The move comes after approval by the National Institute for Health and Clinical Excellence (NICE) of both Remicade and biosimilar versions of infliximab and the launch of a resource to aid clinicians wishing to switch patients from Remicade to a biosimilar. 

Biosimilar infliximab was approved for use in Europe earlier this year and drugs launched so far include Pfizer subsidiary Hospira’s Inflectra and Napp Pharmaceutical’s Remsima, both manufactured by South Korean company Celltrion.

The discounts from MSD compare favourably with prices offered by Napp and Hospira, said Wheeler, adding that while biosimilar versions of Remicade currently have less than five percent market share in the UK and are mostly prescribed for newly diagnosed patients, the situation may change. 

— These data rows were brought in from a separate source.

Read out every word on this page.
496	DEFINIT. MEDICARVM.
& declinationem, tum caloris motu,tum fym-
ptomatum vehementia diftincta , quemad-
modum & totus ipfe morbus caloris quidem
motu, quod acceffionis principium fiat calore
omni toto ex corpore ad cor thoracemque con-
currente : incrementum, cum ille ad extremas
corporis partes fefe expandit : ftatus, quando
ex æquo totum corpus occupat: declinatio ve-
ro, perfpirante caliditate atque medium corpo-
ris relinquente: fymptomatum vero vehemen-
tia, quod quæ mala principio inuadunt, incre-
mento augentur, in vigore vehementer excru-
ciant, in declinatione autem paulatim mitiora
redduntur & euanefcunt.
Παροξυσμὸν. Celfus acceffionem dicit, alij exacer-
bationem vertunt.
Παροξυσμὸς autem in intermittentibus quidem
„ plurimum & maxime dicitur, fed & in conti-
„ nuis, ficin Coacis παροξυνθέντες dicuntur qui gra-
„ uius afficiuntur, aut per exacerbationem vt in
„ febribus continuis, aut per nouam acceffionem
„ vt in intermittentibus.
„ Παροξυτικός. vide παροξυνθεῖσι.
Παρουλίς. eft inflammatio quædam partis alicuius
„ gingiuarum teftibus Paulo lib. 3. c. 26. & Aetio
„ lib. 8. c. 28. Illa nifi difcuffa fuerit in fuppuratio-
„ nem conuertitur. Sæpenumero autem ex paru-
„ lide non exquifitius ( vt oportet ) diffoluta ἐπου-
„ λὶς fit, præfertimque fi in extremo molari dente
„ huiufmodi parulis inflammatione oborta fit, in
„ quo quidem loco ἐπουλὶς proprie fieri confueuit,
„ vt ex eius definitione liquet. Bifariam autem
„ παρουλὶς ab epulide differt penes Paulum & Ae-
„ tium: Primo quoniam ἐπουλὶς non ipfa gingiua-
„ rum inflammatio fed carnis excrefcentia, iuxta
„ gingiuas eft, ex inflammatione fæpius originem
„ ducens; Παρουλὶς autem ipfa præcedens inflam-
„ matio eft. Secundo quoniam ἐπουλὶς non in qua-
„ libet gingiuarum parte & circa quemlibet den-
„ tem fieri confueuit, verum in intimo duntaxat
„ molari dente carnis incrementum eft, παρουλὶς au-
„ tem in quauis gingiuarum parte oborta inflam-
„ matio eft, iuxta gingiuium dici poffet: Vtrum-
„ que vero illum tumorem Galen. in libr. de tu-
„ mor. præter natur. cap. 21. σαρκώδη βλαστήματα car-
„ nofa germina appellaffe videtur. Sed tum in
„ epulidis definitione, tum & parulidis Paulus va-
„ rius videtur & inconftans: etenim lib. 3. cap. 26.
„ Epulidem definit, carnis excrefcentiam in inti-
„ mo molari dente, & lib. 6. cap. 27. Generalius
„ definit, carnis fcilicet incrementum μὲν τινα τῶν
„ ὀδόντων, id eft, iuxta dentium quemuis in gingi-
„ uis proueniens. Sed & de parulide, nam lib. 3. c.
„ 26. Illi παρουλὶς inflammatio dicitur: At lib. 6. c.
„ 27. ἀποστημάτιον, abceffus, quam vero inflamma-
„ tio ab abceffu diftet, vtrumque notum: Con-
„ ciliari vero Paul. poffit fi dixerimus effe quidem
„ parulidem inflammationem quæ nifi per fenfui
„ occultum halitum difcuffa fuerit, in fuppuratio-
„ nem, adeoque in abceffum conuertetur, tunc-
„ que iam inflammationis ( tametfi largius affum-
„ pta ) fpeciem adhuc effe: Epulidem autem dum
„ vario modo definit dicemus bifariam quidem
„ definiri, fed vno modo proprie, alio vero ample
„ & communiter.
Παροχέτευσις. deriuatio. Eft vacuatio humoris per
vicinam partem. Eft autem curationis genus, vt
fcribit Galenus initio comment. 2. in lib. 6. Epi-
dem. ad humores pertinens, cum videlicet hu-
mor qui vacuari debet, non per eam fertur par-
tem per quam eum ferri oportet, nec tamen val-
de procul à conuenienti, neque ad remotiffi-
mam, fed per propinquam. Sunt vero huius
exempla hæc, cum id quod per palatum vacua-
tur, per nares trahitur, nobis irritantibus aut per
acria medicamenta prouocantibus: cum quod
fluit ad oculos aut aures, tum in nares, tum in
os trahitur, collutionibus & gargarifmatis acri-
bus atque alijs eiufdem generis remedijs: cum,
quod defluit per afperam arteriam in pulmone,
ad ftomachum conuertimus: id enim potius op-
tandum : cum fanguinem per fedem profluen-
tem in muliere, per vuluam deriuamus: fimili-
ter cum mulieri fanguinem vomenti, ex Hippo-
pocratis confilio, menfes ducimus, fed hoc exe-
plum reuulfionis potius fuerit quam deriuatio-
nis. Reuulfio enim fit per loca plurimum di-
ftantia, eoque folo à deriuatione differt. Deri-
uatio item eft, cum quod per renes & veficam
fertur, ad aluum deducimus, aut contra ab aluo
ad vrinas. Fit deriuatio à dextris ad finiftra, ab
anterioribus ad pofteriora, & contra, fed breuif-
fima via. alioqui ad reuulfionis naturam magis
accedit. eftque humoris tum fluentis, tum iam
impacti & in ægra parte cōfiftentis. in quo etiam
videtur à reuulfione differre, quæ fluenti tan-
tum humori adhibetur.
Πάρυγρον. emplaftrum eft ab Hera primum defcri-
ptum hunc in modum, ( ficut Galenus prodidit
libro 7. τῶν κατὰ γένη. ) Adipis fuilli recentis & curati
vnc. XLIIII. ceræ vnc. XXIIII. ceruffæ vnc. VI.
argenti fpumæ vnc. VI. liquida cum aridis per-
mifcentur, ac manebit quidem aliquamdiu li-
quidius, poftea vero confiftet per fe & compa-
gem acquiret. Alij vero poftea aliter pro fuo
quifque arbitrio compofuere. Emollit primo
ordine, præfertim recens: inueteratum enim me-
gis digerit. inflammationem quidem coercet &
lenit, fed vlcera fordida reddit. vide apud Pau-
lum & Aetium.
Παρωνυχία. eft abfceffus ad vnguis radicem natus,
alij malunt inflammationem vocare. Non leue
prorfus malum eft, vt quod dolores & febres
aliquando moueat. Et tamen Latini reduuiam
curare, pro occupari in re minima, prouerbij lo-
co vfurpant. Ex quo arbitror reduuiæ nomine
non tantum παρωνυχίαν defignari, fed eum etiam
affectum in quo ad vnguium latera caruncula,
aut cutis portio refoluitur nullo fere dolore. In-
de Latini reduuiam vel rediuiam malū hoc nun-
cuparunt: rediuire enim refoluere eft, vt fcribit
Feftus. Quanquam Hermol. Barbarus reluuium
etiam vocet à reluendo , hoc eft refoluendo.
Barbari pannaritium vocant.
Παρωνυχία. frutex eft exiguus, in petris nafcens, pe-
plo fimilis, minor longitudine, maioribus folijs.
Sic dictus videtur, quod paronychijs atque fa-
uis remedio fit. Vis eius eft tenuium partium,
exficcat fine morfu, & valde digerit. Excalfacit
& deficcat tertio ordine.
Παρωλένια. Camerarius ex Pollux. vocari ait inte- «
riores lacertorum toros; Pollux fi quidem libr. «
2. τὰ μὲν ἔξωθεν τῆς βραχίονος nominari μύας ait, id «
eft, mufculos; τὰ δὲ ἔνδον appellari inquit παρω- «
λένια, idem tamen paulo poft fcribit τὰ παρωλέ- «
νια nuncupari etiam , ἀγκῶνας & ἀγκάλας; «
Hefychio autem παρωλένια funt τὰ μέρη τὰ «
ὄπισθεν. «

The Norwegian government is funding a study to observe the effects of moving from Remicade to a biosimilar and is expected to publish results in the third quarter of 2016, announced Steinar Madsen, medical director at the Norwegian Medicines Agency recently.

Celltrion itself has already conducted a study showing that there were no differences in efficacy, adverse events and immunogenicity when patients with inflammatory bowel disease are switched to the company’s biosimilar from the original drug. 

74 patients in remission on long term treatment with Remicade were switched to Remsima. After a median follow up of 24 weeks, results from the study showed good efficacy for Remsima with the same maintenance of remission, minimal adverse events – including immunogenicity – and no difference in allergic reactions compared to the Remicade. The same trough levels of infliximab were seen in both drugs.

MSD sells Remicade in Europe under a license from Johnson & Johnson, which sells the drug in the US, where the patent is due to end in September 2018.